You may also find the [Morgan fingerprints section](https://www.rdkit.org/docs/GettingStartedInPython.html#morgan-fingerprints-circular-fingerprints) of the RDKit documentation useful).

Finally, the [Molecular fingerprints section of the course book](https://joeforth.github.io/chem502_book/chem-data/fingerprints/) contains some useful examples of what you can do.

In [None]:
# TODO:
#
# 1. Calculate the Morgan fingerprint of Benzoic acid. 

# Example code for generating Morgan fingerprints is given below, but there are other ways of doing it:
mfpgen = rdFingerprintGenerator.GetMorganGenerator(radius=2, fpSize=2048)

# 2. Take a look at what your Morgan fingerprint looks like - the example below displays it for a Morgan fingerprint called fp, generated using the above line of code.
bits = np.array(fp).reshape(32,64)
for row in bits:
    print(*row)



## 3.4 - Molecular Fingerprints and Pandas

Now that you've calculated a Morgan fingerprint for one molecule - calculate the Morgan fingerprint for all your molecules and add them to your DataFrame.

In [None]:
# TODO:
# 
# 1. Calculate the Morgan fingerprints of all molecules in your data.
# 
# 2. Add your Morgan fingerprints to your DataFrame.

## 3.5 - Molecular Similarity

Finally, let's quantify how similar or dissimilar your molecules are. We'll calculate the Tanimoto similarity.

Note that Tanimoto similarity is sensitive to the type of fingerprint you've used - I found this [blog post on the matter](https://greglandrum.github.io/rdkit-blog/posts/2025-07-17-naming-similarity-metrics.html) interesting.



In [None]:
# TODO:
#
# 1. Calculate the molecular simialarity between 1-Tetradecanol and 1-Pentadecanol
#
# 2. Calculate the molecular similarity between 1-Decanol and 4-Methyl Pentanoic Acid
#
# 3. Find the least-similar compounds in your dataset (as measured using Morgan FP and Tanimoto similarity - I found there were 5 pairs with the same value, but this will depend on your fingerprint settings)
# 
# 4. Save images of all pairs of molecules with the lowest similarity

## 4. Back to Visualisation

Over the last two workshops, you've learnt to clean chemical data using pandas, visualise chemical data using seaborn, and calculate molecular descriptors, fingerprints, and similarity using RDKit.

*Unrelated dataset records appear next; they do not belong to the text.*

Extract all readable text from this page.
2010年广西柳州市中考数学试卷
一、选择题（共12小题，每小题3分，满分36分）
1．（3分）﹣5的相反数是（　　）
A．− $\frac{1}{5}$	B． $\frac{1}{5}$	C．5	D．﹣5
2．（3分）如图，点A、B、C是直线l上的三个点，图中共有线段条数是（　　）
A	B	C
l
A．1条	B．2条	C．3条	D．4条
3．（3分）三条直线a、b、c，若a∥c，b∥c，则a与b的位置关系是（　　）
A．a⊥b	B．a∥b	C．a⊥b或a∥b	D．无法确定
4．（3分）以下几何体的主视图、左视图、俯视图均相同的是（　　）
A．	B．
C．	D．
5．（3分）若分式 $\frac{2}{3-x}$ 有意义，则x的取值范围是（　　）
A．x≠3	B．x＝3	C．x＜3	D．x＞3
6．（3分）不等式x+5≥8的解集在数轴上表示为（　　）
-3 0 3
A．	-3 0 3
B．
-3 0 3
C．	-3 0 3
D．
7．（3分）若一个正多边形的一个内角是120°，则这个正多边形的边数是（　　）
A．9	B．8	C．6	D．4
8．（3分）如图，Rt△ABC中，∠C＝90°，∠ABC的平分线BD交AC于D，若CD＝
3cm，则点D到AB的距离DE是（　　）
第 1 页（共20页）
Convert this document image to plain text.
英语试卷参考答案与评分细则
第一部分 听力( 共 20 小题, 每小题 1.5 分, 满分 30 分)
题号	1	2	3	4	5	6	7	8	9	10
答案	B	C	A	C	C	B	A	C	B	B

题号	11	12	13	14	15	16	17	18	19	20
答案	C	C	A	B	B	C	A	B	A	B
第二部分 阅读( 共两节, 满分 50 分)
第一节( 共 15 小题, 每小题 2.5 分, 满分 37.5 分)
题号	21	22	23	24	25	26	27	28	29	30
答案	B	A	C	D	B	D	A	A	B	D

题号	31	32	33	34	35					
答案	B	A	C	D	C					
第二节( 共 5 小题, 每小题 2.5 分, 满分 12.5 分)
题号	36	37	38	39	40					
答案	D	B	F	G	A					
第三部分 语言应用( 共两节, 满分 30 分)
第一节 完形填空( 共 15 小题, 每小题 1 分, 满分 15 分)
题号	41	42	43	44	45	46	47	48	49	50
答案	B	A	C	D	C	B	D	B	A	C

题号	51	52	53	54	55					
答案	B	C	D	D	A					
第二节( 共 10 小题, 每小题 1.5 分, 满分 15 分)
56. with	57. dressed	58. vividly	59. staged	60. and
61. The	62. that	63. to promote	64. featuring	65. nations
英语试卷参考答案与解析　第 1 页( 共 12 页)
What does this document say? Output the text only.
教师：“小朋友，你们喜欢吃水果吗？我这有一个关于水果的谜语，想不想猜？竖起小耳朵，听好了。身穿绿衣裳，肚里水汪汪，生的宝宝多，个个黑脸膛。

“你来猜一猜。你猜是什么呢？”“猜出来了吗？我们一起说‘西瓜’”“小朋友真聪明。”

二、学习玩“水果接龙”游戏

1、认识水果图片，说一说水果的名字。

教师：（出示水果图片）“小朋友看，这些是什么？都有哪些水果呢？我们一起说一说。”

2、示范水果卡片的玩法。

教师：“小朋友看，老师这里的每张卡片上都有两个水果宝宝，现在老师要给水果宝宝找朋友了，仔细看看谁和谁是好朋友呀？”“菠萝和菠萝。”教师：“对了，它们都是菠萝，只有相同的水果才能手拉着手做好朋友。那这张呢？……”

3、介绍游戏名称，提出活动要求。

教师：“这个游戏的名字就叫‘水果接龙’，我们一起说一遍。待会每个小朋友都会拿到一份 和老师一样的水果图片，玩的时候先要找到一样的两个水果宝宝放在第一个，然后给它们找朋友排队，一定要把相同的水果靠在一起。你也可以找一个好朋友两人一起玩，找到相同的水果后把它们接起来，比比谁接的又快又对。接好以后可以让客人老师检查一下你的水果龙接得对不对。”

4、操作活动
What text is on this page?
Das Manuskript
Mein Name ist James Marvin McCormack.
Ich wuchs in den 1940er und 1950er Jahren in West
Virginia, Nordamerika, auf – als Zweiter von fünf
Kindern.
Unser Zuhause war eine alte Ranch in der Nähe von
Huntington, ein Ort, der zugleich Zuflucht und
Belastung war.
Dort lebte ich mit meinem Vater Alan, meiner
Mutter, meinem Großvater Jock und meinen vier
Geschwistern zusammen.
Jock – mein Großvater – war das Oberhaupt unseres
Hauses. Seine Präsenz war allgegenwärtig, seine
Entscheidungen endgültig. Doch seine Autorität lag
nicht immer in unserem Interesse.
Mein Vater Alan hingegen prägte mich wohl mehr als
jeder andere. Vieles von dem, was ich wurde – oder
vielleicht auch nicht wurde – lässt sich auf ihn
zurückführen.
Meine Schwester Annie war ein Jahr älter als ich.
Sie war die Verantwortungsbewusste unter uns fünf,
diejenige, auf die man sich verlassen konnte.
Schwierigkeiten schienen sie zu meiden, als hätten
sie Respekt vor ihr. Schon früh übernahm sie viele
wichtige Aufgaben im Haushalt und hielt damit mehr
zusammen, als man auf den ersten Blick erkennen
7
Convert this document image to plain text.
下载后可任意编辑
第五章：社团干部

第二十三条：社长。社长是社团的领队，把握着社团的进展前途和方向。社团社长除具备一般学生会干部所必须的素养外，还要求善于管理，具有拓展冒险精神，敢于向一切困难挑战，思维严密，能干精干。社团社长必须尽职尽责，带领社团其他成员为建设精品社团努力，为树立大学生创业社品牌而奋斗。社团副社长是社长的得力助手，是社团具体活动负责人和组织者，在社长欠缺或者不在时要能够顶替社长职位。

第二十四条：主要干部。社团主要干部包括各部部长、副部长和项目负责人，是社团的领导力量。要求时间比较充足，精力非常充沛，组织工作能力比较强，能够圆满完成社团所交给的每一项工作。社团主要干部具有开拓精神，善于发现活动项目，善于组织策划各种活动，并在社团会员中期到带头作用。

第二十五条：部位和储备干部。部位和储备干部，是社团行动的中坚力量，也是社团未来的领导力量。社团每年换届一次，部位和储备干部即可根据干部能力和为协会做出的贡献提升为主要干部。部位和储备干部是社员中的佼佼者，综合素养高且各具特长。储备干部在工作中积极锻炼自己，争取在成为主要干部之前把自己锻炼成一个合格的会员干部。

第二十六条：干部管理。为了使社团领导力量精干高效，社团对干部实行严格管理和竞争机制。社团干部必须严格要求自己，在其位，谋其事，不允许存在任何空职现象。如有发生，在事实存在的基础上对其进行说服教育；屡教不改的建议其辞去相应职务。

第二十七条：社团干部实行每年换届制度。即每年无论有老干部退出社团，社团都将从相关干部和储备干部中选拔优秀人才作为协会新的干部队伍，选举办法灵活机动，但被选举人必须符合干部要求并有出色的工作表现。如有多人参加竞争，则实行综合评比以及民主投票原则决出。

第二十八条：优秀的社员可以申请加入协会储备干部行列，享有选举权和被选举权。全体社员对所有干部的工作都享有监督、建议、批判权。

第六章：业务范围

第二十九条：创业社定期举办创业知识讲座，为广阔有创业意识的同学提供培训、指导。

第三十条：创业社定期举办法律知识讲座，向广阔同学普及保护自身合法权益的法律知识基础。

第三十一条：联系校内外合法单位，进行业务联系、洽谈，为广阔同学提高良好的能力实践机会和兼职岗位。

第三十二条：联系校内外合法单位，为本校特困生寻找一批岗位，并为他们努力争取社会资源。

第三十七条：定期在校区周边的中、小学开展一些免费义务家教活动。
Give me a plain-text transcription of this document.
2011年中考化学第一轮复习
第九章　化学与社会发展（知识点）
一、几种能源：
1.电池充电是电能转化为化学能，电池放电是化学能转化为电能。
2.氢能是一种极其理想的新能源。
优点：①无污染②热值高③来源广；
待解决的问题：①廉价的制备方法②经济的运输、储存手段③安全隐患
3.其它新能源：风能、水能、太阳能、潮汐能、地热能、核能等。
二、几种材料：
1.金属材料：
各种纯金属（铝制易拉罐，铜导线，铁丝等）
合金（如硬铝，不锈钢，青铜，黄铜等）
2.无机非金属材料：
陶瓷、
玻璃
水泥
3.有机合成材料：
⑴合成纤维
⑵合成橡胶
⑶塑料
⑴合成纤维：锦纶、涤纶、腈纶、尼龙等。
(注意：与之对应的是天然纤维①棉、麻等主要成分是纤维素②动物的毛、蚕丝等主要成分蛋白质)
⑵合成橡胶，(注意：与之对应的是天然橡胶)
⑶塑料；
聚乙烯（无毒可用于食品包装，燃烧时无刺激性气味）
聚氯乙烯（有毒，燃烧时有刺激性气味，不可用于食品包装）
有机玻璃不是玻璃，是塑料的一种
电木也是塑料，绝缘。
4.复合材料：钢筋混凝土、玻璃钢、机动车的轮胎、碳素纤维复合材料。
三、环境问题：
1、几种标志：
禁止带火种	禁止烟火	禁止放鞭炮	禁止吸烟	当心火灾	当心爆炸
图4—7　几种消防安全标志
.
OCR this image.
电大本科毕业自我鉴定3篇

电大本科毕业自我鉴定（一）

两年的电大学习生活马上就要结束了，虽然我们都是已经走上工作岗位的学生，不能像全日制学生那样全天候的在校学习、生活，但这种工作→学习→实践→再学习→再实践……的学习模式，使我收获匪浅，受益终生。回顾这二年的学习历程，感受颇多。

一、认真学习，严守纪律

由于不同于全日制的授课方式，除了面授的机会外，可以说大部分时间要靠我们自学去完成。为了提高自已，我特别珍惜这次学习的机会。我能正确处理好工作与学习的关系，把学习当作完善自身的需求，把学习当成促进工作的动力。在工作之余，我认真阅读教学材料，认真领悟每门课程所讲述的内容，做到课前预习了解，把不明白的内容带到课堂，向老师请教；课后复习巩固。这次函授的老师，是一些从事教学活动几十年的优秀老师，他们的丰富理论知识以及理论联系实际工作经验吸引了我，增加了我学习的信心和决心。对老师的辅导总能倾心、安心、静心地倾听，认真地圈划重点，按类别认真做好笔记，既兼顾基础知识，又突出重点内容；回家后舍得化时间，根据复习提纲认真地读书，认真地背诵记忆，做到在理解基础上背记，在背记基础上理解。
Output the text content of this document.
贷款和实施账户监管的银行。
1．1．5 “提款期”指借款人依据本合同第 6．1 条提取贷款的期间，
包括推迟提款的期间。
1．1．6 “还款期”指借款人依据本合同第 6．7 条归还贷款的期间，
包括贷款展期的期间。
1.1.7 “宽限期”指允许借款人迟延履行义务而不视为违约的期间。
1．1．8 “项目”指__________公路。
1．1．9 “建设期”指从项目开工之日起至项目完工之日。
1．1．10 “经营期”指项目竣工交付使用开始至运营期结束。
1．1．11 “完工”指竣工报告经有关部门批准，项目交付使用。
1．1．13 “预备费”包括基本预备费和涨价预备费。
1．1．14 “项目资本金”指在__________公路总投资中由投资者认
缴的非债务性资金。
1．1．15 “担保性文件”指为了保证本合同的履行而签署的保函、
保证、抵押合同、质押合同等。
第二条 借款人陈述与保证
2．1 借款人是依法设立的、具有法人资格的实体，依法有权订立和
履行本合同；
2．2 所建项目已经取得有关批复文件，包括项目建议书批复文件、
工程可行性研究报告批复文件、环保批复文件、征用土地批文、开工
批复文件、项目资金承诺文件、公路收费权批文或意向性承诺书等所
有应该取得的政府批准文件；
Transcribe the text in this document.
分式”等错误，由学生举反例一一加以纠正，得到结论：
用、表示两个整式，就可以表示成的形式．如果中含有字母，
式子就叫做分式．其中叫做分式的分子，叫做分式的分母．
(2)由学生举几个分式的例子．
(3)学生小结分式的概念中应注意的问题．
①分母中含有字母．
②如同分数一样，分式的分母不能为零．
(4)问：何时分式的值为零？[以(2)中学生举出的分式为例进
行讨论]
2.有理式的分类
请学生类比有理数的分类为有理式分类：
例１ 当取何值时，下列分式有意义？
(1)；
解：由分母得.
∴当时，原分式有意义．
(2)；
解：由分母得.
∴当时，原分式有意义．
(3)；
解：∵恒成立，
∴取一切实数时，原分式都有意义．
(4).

1. Calculate Tanimoto similarity between all possible pairs of molecules in your dataset.

2. Visualise the similarity appropriately - save the visualisation.

In [None]:
# TODO:
# 
# 1. Calculate Tanimoto similarity between all possible pairs of molecules in your dataset.

# 2. Visualise the similarity appropriately - save the visualisation.

## Submission

Submit your answers to Workshops 1 and 2 as a single jupyter notebook that runs "out of the box".

You will be assessed on the extent to which you have answered the workshop questions, the quality of the code, and the extent to which you have explored the questions to find interesting or neat ways to solve the problems.